There were two findings that came up during the research that we didn’t expect. The first was that when the torso is raised, there’s a temporary elevation of the aortic pressure that lasts for about a minute. This is probably due to the increase venous drainage from the brain with the concomitant decrease in ICP, but may be also partially the result of the drainage of the lung. The latter may result in less resistance to flow across the pulmonary vascular bed and may be one of the reasons that congestive heart failure patients prefer to sit up.
The second, and even more fascinating, finding was that the heart doesn’t appear to be where we expected it to be. It was 3—4 cm superior and 3—4 cm to the left of where it was traditionally thought to be. This finding is currently being further researched by one of the investigators using X-ray. If the finding holds up, it’s unclear what this will mean to CPR with regard to hand placement and plunger placement when mechanized CPR is being employed.
Conclusion
All of the parameters we evaluated in the lab are qualitatively very similar to those observed in pigs in v fib undergoing CPR in the perfused cadaver model.
This model may have significant potential for further elucidating the physiology of CPR and may be able to be used in the assessment process of new CPR techniques and devices. Further, the model may expedite the translation of CPR science from animals to patients and, hopefully, reduce the need for animal studies.
There remain many unanswered questions about the cadaver model. Included is whether there can be arterial-to-venous flow, something we haven’t yet definitively shown.
As noted earlier, it appears that head-up CPR decreases ICP, and increases cerebral and probably coronary flow. It may also have a temporary positive affect on aortic flow. We need further work on the effect of SGA cuff inflation on flow, but we may now have a way to study it.
We don’t know what effect, if any, the use of saline rather than blood has on hemodynamics due to the different viscosities. Similarly, we don’t know what effect the decrease in elasticity of the cadaverial arterial vessels has on hemodynamics.
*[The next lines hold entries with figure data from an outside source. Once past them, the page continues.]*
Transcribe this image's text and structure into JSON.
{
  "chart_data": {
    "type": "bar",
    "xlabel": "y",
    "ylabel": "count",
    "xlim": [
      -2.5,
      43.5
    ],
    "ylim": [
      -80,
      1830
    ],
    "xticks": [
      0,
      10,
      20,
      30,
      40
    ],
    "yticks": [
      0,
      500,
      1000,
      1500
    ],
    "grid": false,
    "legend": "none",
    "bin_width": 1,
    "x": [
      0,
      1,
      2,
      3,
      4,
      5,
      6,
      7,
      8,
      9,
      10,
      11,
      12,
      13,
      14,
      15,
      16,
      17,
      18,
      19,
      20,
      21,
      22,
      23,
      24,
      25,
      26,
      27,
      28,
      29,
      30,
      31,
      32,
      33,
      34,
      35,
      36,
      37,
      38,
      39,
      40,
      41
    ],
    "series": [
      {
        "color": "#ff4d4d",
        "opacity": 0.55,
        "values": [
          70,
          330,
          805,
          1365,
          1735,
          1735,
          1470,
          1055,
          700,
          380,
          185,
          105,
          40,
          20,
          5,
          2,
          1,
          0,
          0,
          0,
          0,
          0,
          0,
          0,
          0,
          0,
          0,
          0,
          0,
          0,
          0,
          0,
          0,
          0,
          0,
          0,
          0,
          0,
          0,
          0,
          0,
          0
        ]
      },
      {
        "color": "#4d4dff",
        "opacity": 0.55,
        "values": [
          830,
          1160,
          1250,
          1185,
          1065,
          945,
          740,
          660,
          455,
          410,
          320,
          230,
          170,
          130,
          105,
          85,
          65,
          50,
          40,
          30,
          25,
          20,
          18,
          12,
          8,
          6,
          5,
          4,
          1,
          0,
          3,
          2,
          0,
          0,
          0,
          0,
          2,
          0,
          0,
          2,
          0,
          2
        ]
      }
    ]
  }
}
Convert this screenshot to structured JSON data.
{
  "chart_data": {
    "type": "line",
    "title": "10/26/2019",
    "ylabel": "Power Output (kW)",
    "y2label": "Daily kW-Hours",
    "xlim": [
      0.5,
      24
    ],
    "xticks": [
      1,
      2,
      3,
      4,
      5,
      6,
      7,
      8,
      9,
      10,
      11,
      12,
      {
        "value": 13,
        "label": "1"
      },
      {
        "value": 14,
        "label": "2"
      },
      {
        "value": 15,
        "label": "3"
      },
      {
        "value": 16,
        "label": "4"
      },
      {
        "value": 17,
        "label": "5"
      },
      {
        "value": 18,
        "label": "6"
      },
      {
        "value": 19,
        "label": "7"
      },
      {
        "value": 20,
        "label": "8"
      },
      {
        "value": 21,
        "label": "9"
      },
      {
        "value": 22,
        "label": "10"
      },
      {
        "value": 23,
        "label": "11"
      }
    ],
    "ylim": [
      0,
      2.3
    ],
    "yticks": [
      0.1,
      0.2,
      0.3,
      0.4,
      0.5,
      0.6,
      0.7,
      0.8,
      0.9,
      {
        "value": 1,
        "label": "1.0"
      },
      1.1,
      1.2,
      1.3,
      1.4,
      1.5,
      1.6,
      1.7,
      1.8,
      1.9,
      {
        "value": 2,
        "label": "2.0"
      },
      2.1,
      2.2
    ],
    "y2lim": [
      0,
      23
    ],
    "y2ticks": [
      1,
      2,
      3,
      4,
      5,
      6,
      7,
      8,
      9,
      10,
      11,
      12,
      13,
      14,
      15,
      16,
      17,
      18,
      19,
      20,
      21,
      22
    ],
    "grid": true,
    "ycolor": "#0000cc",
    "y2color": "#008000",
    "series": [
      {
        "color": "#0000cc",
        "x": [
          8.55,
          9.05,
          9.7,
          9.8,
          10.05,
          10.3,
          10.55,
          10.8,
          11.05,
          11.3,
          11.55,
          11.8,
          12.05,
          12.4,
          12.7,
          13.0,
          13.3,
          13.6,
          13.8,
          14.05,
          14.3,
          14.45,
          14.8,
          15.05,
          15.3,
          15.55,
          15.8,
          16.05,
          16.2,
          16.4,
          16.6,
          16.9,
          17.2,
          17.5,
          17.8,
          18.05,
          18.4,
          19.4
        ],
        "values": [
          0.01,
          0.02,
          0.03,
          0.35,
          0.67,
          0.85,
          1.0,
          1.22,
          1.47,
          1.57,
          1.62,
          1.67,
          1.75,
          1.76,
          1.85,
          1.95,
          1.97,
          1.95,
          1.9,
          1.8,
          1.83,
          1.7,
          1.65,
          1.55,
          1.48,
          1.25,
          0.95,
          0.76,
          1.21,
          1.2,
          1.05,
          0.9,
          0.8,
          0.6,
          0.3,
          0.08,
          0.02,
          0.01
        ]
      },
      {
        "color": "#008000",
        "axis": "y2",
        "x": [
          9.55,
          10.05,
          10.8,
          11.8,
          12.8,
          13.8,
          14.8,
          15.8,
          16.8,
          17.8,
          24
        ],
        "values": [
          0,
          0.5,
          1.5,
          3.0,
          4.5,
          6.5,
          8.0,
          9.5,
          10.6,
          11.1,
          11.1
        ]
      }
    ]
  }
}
The next step is to test the head-up CPR technique in the field. We can do this with the added assurance that the perfusing cadaver model gives us–that it’s OK to trial on living human beings.
Evidence-based emergency medicine sometimes comes down to a simple question, like a question about how arrested patients should be brought down in a high-rise elevator in Seoul. Answering this seemingly simple question may end up having a major effect on how we’ll be doing CPR in the future. How many other simple questions are lurking out there just waiting to be answered?
References
1. Debaty G, Shin SD, Metzger A, et al. Tilting for perfusion: Head-up position during cardiopulmonary resuscitation improves brain flow in a porcine model of cardiac arrest. Resuscitation. 2015;87:38—43.
2. Pirrallo RG, Aufderheide TP, Provo TA, et al. Effect of an inspiratory impedance threshold device on hemodynamics during conventional manual cardiopulmonary resuscitation. Resuscitation. 2005;66(1):13—20.
3. Personal communication.
4. Segal N, Yannopoulos D, Mahoney BD, et al. Impairment of carotid artery blood flow by supraglottic airway use in a swine model of cardiac arrest. Resuscitation. 2012;83(8);1025—1030.
5. Moore JC, Holley JE Jr, Frascone RJ, et al. Head-up position lowers intracranial pressure in a human cadaver model of cardiopulmonary resuscitation [poster]. American Heart Association Resuscitation Science Symposium and Scientific Sessions: New Orleans, 2016.